You want access to Marky Mark’s undies? If you’ve got a backstage pass, maybe you’ll get there and maybe you won’t. With such twentysomething hopes in mind, prominent rock photographer Lynn Goldsmith has set up a company called Icons to market fake passes at shopping mall boutiques, record stores, and of course, concerts. And pop-idol worshipers are shelling out from $4.99 to $7 to get the slick ”All Access” badges for such acts as Ice-T, Ozzy Osbourne, New Kids on the Block, Hammer, Spinal Tap, and Prince. But just because you’ve got a glossy ”After Show” laminate hanging from your neck, don’t expect to be granted an audience at the Purple One’s well-guarded throne.
Some Spinal Tap devotees were dismayed to learn-when the old fogies cruised through New York City this summer-that only the puke-green stick-on ”guest” badges could transform Joe Blow into a VIP. ”You just explain (to security) the good-looking quality passes don’t work at all,” says Harriet Sternberg, Tap’s manager, ”but the ones that look cheap and have no color photos get you in the dressing room.”

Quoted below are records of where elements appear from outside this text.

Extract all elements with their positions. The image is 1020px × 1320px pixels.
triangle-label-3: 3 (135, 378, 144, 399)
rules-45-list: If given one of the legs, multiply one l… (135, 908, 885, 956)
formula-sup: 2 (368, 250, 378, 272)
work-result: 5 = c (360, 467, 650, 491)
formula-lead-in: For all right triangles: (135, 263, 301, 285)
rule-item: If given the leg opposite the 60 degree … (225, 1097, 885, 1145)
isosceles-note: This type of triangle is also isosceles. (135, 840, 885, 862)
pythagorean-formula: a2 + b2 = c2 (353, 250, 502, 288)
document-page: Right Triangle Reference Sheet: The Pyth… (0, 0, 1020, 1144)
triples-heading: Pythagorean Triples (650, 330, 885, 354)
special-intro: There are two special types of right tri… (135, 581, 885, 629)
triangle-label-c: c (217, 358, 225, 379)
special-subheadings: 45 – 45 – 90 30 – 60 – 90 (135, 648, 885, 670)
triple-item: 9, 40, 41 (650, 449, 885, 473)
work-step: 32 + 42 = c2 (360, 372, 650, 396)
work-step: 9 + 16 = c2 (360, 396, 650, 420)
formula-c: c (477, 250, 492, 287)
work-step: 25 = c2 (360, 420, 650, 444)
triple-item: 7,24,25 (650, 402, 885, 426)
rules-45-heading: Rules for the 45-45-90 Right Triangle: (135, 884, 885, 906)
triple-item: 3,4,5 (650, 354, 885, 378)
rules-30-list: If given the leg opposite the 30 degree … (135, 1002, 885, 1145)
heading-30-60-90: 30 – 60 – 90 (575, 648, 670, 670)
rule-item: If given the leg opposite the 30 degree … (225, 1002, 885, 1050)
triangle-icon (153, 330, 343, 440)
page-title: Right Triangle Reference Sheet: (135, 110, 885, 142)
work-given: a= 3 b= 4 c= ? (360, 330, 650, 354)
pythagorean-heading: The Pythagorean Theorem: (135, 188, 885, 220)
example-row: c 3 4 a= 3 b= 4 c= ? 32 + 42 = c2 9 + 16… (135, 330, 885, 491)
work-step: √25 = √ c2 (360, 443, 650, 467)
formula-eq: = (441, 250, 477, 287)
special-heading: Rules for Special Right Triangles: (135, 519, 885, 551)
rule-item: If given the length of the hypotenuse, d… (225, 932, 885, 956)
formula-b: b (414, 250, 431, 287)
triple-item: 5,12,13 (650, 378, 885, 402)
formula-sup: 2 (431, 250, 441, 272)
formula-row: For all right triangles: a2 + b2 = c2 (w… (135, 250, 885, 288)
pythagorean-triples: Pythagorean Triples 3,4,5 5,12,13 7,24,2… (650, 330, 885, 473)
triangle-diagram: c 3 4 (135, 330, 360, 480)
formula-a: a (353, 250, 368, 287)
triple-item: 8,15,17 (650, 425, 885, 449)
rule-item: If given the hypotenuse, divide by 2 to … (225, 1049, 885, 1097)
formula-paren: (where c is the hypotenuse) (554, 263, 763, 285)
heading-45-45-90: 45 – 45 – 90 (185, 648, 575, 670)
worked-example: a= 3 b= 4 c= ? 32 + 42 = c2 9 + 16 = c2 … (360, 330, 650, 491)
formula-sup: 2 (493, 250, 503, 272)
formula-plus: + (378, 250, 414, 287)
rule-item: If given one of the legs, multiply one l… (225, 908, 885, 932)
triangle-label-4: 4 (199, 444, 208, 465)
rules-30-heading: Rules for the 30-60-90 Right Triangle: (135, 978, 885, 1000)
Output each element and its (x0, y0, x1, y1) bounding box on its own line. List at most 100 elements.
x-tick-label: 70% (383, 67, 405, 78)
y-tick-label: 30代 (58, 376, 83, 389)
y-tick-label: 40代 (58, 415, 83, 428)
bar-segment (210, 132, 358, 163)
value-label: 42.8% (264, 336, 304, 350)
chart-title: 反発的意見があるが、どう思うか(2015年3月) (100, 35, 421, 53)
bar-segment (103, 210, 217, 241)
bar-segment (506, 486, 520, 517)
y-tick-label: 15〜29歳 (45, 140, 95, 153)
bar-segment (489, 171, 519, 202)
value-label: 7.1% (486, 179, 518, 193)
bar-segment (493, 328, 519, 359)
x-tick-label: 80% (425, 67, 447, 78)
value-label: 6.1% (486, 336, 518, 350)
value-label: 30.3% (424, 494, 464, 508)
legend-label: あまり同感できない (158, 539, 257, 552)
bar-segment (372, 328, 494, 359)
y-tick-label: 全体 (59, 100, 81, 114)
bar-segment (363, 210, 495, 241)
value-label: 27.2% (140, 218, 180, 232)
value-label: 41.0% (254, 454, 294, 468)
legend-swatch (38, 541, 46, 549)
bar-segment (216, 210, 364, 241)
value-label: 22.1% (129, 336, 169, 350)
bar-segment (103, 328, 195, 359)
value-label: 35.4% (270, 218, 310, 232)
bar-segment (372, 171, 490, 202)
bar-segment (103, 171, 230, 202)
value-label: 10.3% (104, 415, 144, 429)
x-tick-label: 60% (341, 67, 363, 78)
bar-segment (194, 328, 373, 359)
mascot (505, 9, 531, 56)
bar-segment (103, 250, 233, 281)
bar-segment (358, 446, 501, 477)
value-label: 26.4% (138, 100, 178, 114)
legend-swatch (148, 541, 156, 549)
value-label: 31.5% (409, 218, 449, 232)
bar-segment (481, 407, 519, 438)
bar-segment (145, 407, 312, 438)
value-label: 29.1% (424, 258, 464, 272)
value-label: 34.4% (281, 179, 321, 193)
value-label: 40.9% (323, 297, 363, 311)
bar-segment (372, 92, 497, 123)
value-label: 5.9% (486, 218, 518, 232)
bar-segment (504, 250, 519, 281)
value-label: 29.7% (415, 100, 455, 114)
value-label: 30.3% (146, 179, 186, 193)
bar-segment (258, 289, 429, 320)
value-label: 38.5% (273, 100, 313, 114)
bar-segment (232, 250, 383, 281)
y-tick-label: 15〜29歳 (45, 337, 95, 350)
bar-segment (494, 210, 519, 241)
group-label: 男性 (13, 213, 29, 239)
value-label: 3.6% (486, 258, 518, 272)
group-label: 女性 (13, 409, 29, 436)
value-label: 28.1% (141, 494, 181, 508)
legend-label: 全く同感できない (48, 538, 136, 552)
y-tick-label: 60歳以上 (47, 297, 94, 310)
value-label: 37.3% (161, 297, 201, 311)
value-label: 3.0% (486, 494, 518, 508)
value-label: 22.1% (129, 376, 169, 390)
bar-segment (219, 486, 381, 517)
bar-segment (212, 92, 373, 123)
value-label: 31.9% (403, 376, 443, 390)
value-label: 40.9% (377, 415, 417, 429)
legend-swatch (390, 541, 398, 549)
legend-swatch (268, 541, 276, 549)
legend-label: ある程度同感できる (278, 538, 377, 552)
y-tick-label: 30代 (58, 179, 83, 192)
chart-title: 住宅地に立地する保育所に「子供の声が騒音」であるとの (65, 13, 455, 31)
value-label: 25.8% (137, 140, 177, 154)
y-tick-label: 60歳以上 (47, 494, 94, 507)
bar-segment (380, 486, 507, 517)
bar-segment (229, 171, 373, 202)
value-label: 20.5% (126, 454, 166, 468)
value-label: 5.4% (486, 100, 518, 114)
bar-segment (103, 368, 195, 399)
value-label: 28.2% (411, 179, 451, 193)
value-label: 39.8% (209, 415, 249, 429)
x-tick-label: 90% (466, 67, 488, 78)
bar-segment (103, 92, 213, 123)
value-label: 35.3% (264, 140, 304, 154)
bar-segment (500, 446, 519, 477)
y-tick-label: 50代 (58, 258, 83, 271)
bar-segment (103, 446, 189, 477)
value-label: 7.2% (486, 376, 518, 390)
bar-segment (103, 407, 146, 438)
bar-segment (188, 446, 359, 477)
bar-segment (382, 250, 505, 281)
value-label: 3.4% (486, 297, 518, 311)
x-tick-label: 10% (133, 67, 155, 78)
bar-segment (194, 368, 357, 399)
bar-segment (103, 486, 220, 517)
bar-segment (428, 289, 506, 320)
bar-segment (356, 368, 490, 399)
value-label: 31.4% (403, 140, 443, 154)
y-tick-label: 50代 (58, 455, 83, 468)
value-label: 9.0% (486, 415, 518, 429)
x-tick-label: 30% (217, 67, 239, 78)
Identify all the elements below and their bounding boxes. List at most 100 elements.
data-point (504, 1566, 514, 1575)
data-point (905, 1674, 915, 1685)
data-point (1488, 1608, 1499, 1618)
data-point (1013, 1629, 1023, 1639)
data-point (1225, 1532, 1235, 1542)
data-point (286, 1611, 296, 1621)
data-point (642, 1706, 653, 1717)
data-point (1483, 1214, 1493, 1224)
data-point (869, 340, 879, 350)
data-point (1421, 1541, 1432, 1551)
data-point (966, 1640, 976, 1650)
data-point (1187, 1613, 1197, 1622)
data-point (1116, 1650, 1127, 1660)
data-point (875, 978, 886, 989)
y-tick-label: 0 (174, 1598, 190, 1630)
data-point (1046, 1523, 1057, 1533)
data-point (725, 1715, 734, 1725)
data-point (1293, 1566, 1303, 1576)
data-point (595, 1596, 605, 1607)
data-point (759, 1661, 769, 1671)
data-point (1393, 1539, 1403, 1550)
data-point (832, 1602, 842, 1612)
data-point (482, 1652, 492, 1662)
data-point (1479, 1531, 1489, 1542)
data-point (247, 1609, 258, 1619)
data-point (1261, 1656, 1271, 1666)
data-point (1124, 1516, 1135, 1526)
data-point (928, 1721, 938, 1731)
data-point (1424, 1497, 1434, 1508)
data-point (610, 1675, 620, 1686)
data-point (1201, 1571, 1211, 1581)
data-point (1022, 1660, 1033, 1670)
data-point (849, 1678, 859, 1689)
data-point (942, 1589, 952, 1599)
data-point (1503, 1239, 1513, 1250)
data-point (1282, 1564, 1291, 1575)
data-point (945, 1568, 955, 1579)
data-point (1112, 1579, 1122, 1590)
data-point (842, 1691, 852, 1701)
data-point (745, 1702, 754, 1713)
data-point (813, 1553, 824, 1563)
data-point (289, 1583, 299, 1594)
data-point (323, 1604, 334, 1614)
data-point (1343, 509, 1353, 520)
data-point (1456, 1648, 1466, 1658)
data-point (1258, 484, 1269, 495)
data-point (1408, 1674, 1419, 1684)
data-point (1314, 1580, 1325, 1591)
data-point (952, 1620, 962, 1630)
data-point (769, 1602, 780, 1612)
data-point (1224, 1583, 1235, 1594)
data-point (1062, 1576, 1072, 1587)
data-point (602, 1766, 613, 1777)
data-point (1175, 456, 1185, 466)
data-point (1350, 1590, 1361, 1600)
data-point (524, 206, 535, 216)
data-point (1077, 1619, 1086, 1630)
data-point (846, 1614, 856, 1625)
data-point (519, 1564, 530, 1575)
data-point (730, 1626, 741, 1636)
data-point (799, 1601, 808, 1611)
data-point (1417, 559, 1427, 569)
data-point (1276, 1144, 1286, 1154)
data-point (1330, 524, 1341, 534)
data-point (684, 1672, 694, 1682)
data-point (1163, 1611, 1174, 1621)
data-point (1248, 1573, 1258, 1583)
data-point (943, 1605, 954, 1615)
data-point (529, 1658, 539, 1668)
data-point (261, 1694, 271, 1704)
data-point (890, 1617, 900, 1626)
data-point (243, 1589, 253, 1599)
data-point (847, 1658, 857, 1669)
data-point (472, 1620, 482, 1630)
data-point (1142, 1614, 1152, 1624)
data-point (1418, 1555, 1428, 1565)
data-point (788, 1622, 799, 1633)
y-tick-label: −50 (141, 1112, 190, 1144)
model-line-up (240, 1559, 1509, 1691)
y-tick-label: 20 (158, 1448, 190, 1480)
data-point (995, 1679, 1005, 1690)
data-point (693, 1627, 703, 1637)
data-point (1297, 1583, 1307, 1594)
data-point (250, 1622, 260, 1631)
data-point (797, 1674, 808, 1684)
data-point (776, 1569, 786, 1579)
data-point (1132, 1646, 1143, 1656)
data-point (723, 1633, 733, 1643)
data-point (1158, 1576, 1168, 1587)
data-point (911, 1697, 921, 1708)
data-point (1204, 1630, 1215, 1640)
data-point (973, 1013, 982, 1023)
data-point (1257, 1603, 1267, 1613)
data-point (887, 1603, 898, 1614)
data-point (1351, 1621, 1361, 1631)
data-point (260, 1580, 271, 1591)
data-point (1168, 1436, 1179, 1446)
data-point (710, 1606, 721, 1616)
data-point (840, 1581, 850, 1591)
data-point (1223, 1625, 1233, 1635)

If the passes can’t deliver access to the stars, what’s the appeal? ”It’s kind of like trading cards,” says Steve Stewart of Ice-T’s management. ”If you ask any crew person coming off any tour, one of their most valuable possessions is what’s hanging around their neck. That’s power. And if you can buy a reasonable facsimile at a reasonable price, I think that’s the attraction.” Obviously, for some besotted fans, any chance to rub up against fame is worth it-even if it means wearing a tag boasting ”All Access.” Not!